Durante um café da manhã com jornalistas, Guimarães foi direto ao afirmar que, caso o assunto chegue a ele, sua posição será de total contrariedade a qualquer ajuda ao BRB. Ele ressaltou que os responsáveis pelos desvios bilionários serão identificados ao final das apurações da Polícia Federal.
A investigação, que já levou à prisão do ex-presidente do BRB, Paulo Henrique Costa, e inclui o governador do DF, Ibaneis Rocha, segue a orientação do presidente Lula. “A PF está fazendo um trabalho extraordinário. Ao final vamos saber quem são os responsáveis por tamanho absurdo, pelos tantos bilhões envolvidos. A orientação do presidente Lula é essa. Doa a quem doer”, afirmou Guimarães.

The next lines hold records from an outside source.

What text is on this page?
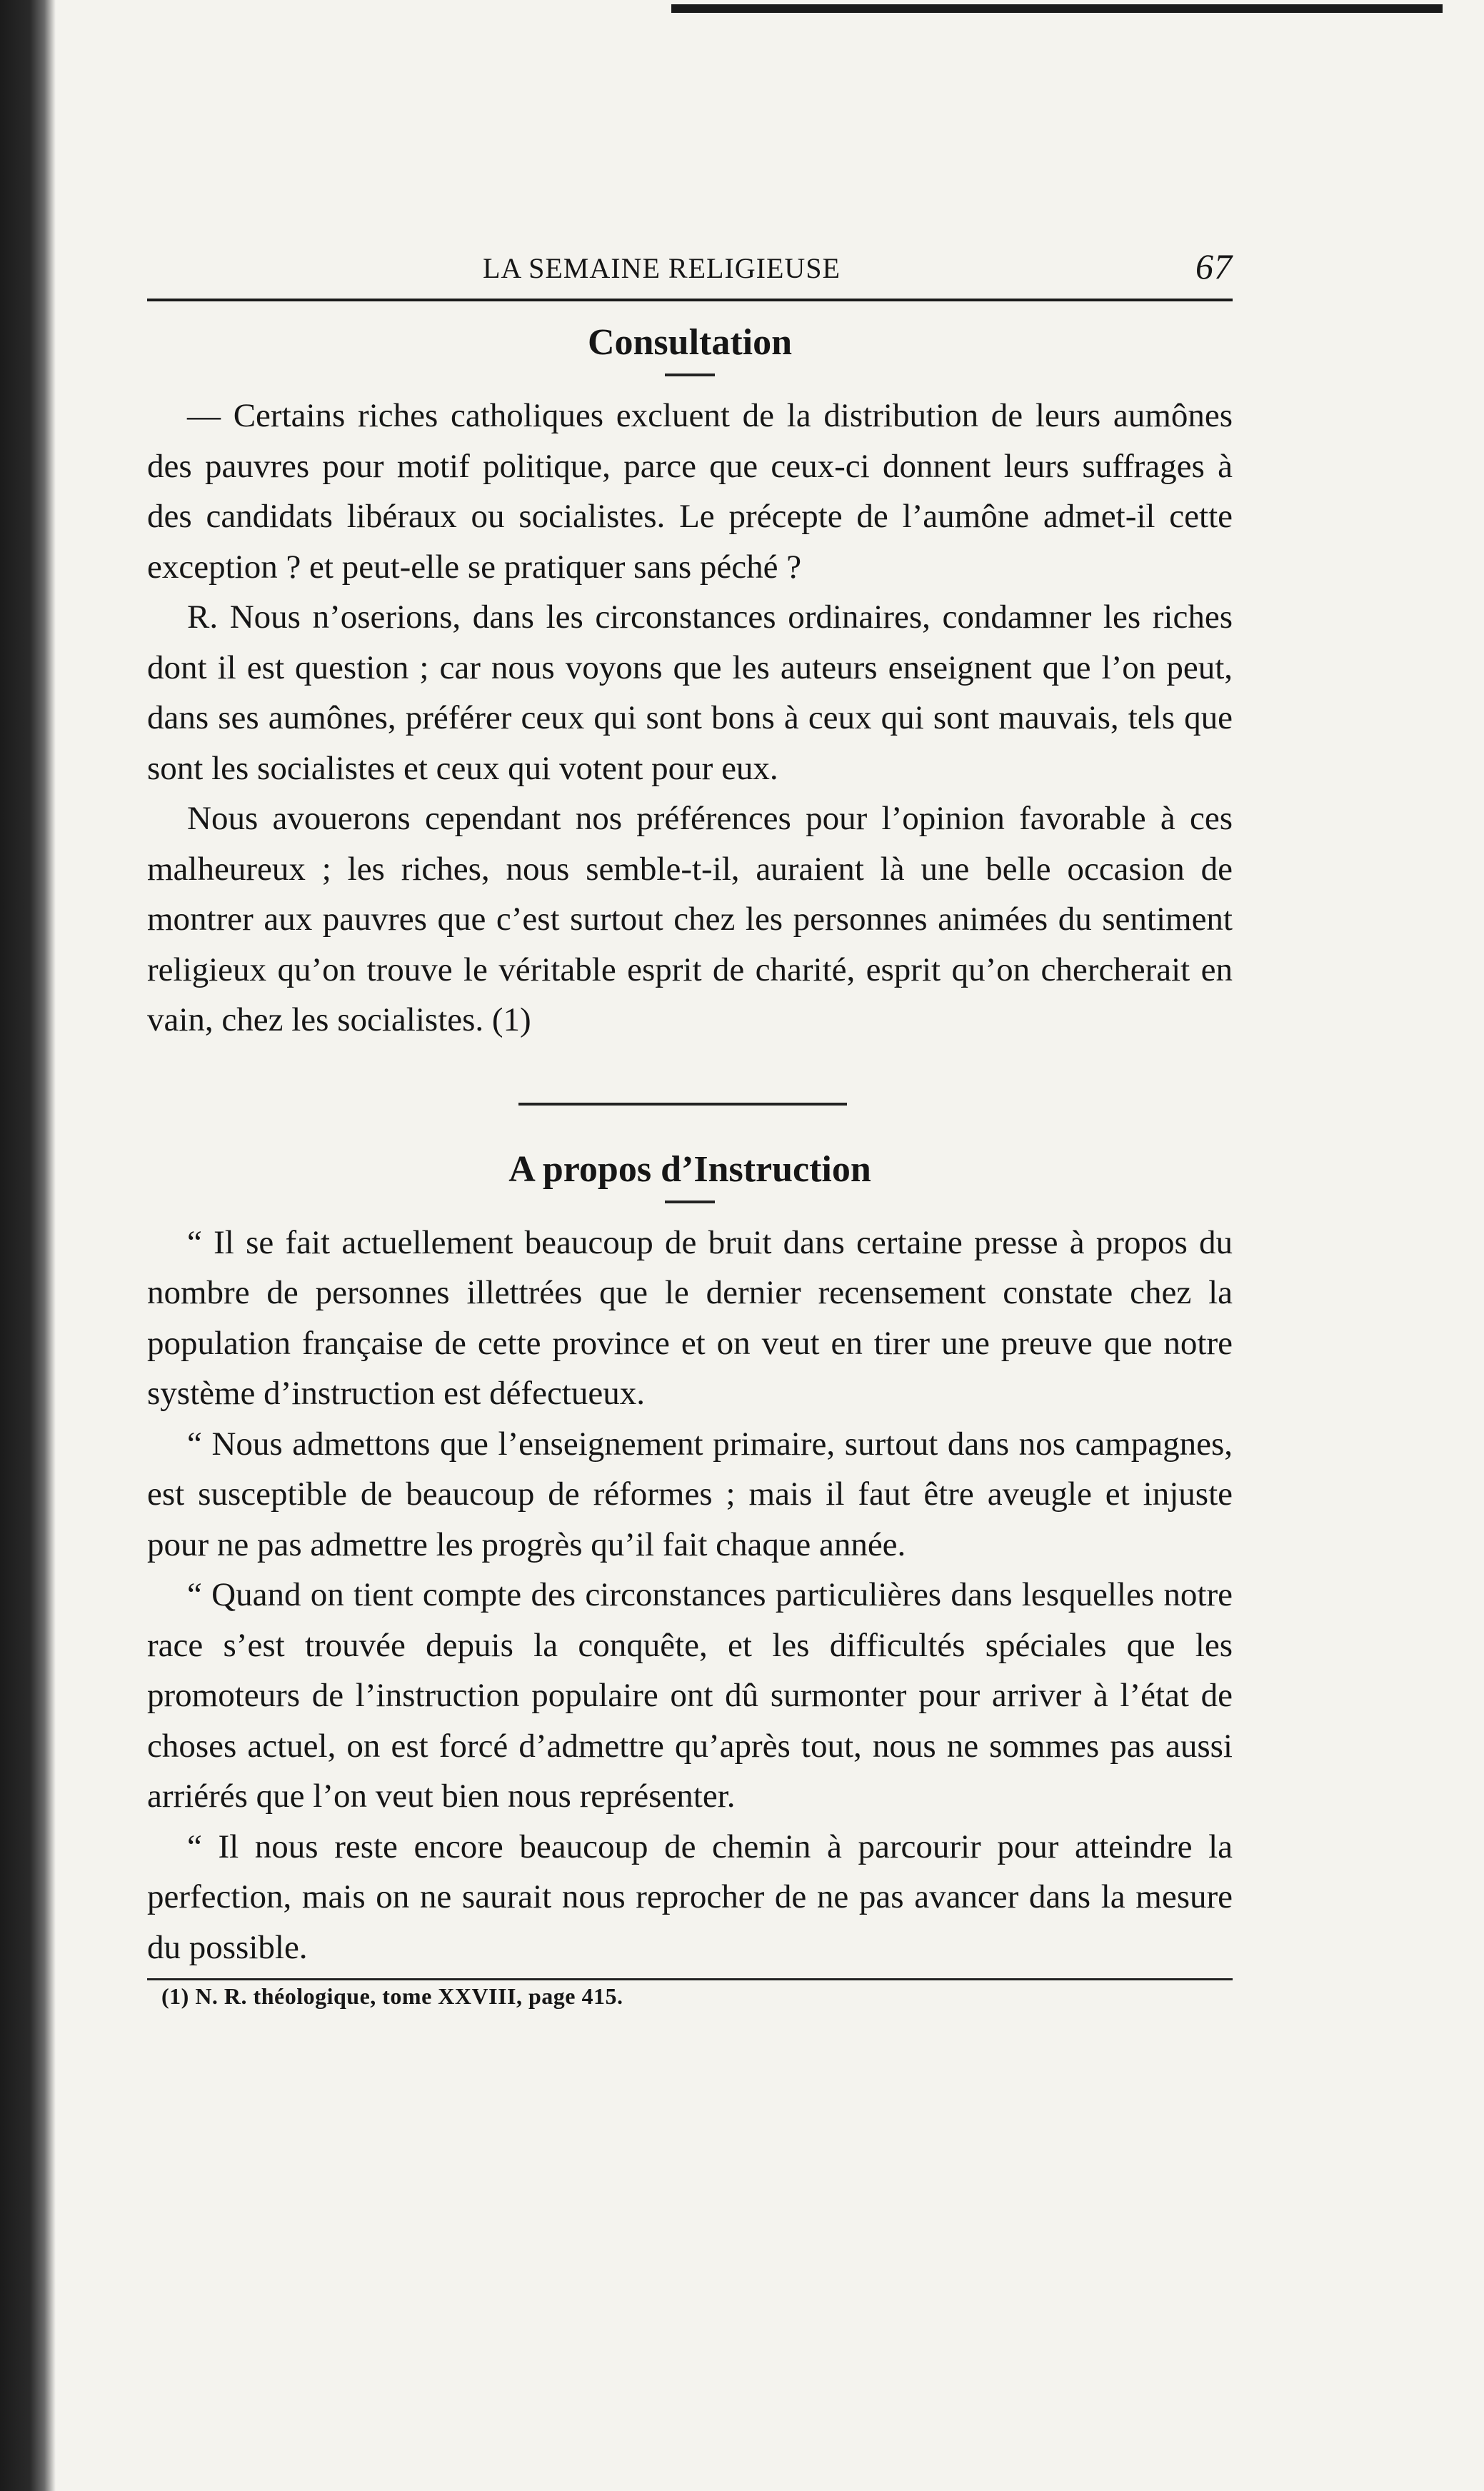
LA SEMAINE RELIGIEUSE	67
Consultation

— Certains riches catholiques excluent de la distribution de leurs aumônes des pauvres pour motif politique, parce que ceux-ci donnent leurs suffrages à des candidats libéraux ou socialistes. Le précepte de l’aumône admet-il cette exception ? et peut-elle se pratiquer sans péché ?

R. Nous n’oserions, dans les circonstances ordinaires, condamner les riches dont il est question ; car nous voyons que les auteurs enseignent que l’on peut, dans ses aumônes, préférer ceux qui sont bons à ceux qui sont mauvais, tels que sont les socialistes et ceux qui votent pour eux.

Nous avouerons cependant nos préférences pour l’opinion favorable à ces malheureux ; les riches, nous semble-t-il, auraient là une belle occasion de montrer aux pauvres que c’est surtout chez les personnes animées du sentiment religieux qu’on trouve le véritable esprit de charité, esprit qu’on chercherait en vain, chez les socialistes. (1)

A propos d’Instruction

“ Il se fait actuellement beaucoup de bruit dans certaine presse à propos du nombre de personnes illettrées que le dernier recensement constate chez la population française de cette province et on veut en tirer une preuve que notre système d’instruction est défectueux.

“ Nous admettons que l’enseignement primaire, surtout dans nos campagnes, est susceptible de beaucoup de réformes ; mais il faut être aveugle et injuste pour ne pas admettre les progrès qu’il fait chaque année.

“ Quand on tient compte des circonstances particulières dans lesquelles notre race s’est trouvée depuis la conquête, et les difficultés spéciales que les promoteurs de l’instruction populaire ont dû surmonter pour arriver à l’état de choses actuel, on est forcé d’admettre qu’après tout, nous ne sommes pas aussi arriérés que l’on veut bien nous représenter.

“ Il nous reste encore beaucoup de chemin à parcourir pour atteindre la perfection, mais on ne saurait nous reprocher de ne pas avancer dans la mesure du possible.

(1) N. R. théologique, tome XXVIII, page 415.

Investigações em curso e o caso Banco Master
A Polícia Federal está à frente da Operação Compliance Zero, que apura desvios de recursos no BRB. As investigações apontam para operações financeiras suspeitas que teriam favorecido o Banco Master, envolvendo quantias bilionárias. Entre os nomes citados nas apurações estão figuras de destaque na política do Distrito Federal e na gestão do banco.
O ministro Guimarães enfatizou que a determinação é para que as investigações sigam seu curso, independentemente de quem sejam os envolvidos. A prioridade é esclarecer os fatos e responsabilizar os culpados, garantindo a transparência e a integridade das instituições financeiras sob gestão pública.
Críticas à janela partidária e cenário eleitoral
Na mesma ocasião, José Guimarães aproveitou para tecer críticas à recente janela partidária, classificando-a como um “acinte contra os partidos sérios”. Ele lamentou a instabilidade e a falta de critérios claros que levaram a trocas expressivas de parlamentares, defendendo a necessidade de reformas políticas que coíbam tais práticas.
Questionado sobre as pesquisas eleitorais que indicam crescimento de Flávio Bolsonaro, o ministro demonstrou cautela. Guimarães acredita que ainda é cedo para análises definitivas, mas expressou confiança de que o cenário eleitoral pode mudar, com mais informações sobre os candidatos vindo à tona conforme a campanha avança.